Deep Learning for Biometrics

Many deep-learning-based methods have been proposed in biometrics. In face recognition in particular, deep learning has raised accuracy to levels suitable for practical deployment. Our laboratory is also investigating deep-learning-based approaches.

Biometrics and Security

Thus far we have introduced biometrics for personal authentication. To use biometrics safely, system security must also be considered—not merely deployment of the technology itself.

Video 1: Introduction to biometrics and security by Hiromu Kawai (please turn on your speakers)

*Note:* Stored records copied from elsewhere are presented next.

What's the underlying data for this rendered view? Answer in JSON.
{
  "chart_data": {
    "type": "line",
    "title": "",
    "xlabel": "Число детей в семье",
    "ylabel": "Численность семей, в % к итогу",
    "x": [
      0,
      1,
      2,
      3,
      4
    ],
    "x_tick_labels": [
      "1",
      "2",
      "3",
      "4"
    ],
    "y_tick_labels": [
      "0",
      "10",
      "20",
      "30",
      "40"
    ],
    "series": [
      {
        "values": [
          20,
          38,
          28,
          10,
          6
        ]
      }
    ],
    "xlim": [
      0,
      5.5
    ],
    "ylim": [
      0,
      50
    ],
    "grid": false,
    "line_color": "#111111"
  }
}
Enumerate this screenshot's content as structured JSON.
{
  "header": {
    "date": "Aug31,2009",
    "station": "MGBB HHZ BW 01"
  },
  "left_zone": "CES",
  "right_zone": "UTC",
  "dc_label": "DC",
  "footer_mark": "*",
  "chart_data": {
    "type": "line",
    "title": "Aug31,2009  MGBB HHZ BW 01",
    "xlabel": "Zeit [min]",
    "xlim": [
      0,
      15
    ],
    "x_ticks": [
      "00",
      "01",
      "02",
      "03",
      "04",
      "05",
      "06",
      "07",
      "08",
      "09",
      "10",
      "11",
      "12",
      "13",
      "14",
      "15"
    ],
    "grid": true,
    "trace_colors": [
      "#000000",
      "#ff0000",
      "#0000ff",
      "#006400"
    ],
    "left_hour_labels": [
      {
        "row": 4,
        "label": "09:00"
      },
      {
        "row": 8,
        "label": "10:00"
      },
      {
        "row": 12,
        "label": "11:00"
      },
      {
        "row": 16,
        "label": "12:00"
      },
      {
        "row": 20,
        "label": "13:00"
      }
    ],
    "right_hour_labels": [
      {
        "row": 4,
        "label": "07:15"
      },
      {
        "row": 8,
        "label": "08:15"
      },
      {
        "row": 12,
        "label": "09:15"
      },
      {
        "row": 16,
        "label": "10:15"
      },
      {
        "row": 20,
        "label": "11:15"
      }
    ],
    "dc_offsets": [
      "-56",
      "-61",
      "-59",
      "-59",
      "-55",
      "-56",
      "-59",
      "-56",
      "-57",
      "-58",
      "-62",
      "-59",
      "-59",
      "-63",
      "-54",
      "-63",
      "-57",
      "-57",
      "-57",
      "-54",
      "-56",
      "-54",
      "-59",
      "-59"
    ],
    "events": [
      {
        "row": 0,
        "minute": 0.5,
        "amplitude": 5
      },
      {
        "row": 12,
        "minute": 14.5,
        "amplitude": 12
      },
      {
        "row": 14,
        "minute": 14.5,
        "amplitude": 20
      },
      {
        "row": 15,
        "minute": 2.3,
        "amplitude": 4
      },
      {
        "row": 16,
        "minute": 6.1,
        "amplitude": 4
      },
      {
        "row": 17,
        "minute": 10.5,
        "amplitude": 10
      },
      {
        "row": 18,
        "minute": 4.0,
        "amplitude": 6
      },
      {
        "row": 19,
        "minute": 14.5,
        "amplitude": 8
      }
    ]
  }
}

Secure Face Recognition Systems

Finally, we describe a recent line of work. We investigate methods that embed face images into other images using steganography while still enabling face recognition. For details, see references [16] and [17].

Summary

We have outlined biometrics research. Beyond personal authentication, security has become an important research theme in biometrics.

References

  1. T. Aoki et al., "位相限定相関法に基づく高精度マシンビジョン," IEICE Fundamentals Review, vol. 1, no. 1, pp. 30-40, July 2007 (Open access).
  2. K. Ito et al., "Recent advances in biometric recognition," ITE Trans. Media Technology and Applications, vol. 6, no. 1, pp. 64-80, January 2018 (Open access).
  3. K. Ito et al., "Cancelable face recognition using deep steganography," IEEE Trans. Biometrics, Behavior, and Identity Science, vol. 6, no. 1, pp. 87--102, January 2024 (Open access).
  4. G. Hanawa et al., "Face image de-identification based on feature embedding for privacy protection," Proc. Int'l Conf. Biometrics Special Interest Group, September 2023 (Open access).